Organic Juices Of Vitis Vinifera (White Grape) Juice, Citrus Aurantium Dulcis (Orange) Juice & Aloe Barbadensis Leaf Juice, Glycerin, Vitis Vinifera (Grape) Seed Oil, Organic Essential Fatty Acids Of Oenothera Biennis (Evening Primrose), Linum Usitatissimum (Linseed) Seed & Borago Officinali (Borage) Seed, Organic Algae Extract, Ubiquinone (Coenzyme Q10), Thioctic Acid (Alpha-Lipoic Acid), Magnesium Ascorbyl Pho (Vitamin C), Dipeptide-2, Palmitoyl Tetrapeptide-3, Tocopheryl Acetate & Tocopherol (Vitamin E), Retinyl Palmitate (Vitamin A), Sclerotium Gum, Phenoxyethanol, Sodium Hydroxide, Benzyl Alcohol, Disodium Edta, Phospholipids, Hyaluronic Acid, Dimethylaminoethanol(DMAE), Potassium Sorbate, Amyris Balsamifera & Litsea Cubeba (May Chang) Pure Essential Oils.

  • February 2, 2012

    by Lynn

    This serum sounded sooo good but then the ingredients were a concern. I know that benzyl alcohol can be an allergen too, and phenoxyethanol I don't like what I have read of.

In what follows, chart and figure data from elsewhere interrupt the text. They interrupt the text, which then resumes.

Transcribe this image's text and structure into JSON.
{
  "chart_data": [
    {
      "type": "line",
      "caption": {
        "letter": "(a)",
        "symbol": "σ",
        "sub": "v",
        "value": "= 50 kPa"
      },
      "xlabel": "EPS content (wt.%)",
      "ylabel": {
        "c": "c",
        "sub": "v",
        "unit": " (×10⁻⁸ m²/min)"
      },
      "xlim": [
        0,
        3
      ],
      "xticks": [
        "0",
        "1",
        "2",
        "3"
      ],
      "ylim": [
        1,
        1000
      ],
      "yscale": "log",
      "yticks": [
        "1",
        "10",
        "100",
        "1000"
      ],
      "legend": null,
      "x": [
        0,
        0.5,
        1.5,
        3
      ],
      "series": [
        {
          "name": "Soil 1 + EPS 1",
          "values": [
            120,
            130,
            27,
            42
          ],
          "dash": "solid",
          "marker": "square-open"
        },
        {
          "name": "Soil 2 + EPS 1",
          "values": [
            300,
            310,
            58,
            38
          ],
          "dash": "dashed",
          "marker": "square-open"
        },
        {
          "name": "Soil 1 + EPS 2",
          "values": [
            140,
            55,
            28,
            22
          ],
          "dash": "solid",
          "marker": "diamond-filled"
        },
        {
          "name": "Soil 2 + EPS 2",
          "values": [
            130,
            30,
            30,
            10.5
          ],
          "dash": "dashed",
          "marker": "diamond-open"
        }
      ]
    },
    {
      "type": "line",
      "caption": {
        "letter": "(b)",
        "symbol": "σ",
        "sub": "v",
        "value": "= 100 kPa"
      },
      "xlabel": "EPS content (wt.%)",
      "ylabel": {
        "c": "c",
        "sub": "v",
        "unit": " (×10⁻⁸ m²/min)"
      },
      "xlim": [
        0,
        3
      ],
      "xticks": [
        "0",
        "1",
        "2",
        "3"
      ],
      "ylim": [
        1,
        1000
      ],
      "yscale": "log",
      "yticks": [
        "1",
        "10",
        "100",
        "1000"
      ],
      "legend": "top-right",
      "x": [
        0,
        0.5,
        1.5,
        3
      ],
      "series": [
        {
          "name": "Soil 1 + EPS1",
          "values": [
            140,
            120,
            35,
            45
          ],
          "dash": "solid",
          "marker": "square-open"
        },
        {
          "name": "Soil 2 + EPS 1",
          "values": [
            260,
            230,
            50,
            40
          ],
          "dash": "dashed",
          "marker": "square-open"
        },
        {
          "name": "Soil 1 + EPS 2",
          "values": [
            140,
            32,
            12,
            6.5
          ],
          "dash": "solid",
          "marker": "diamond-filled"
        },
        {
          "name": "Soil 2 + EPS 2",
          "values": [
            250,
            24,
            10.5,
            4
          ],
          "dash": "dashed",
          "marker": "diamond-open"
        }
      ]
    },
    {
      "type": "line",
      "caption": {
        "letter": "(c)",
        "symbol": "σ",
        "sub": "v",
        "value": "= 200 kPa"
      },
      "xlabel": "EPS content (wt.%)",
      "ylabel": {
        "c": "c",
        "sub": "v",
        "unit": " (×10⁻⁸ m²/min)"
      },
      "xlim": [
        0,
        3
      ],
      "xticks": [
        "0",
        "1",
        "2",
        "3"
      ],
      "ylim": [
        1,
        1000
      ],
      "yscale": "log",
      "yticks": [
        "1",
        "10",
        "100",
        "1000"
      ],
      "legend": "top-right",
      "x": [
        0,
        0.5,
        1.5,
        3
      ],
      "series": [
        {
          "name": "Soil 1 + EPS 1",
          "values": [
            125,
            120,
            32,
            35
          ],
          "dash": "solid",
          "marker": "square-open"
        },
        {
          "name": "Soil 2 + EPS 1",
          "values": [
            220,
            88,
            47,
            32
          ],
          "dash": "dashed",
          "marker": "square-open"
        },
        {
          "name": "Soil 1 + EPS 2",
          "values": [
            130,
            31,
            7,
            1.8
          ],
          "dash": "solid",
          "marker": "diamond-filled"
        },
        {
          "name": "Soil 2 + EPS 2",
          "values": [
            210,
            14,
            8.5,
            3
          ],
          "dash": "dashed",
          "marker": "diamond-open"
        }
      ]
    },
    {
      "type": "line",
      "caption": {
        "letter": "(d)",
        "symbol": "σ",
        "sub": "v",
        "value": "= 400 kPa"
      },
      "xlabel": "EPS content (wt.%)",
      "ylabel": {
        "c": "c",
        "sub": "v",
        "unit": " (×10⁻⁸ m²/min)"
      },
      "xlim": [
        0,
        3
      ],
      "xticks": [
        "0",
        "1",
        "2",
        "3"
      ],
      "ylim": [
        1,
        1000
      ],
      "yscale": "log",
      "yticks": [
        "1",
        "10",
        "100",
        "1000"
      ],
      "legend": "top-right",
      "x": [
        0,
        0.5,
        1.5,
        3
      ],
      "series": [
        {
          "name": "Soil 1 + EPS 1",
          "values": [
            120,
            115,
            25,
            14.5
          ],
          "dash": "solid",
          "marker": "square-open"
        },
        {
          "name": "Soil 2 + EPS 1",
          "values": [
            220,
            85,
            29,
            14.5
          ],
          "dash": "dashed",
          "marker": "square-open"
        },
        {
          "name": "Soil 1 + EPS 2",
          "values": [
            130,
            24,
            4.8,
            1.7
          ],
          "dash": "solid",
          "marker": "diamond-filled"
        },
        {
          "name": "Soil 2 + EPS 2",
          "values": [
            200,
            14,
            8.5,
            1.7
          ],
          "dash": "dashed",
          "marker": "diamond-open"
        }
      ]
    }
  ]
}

I am going to try Sevani instead, love that their products are so super natural and rated a 0 on the database for safe cosmetics.

  • January 5, 2010

    by Lindsay

    Thanks for the info, Marta! I'm in love with JB's Antioxidant Serum and Full Strength Peel, so I'll continue to use. Hopefully, they'll phase out the phenoxyethanol due to consumer awareness/demand.

  • December 22, 2009

    by marta

    Lindsay, As far as I can tell there isn't a difference between "synthetic" or "natural" phenoxyethanol. Phenoxyethanol is the product of the reaction of ethylene oxide and phenol. Phenols are found in plants, but are (according to Wikipedia) toxic. I'm not entirely sure what Juice Beauty means by "food grade" phenoxyethanol. I believe that the FDA has only approved phenoxyethanol as indirect food additive. Indirect food additives are additives that may become part of the food in trace amounts due to its packaging, storage or other handling. For example, minute amounts of packaging substances may find their way into foods during storage.

  • December 22, 2009

    by marta

    Lindsay, that is a great question. Rather than give you a glib answer, I am going to do some research on this. So give me a few days.

  • December 21, 2009

    by Lindsay

    I love this serum, too! I got it after reading on Juice Beauty's web site that it reduces free radical damage in skin cells up to 85%!! Makes my oily, breakout-prone skin smooth, glowing and nearly poreless.

    But question, though: I read your post against the preservative phenoxyethanol. Juice Beauty uses phenoxyethanol in their products but says that their's is food-grade and derived from sage essential oil. Is there a difference between synthetic phenoxyethanol and naturally-derived phenoxyethanol?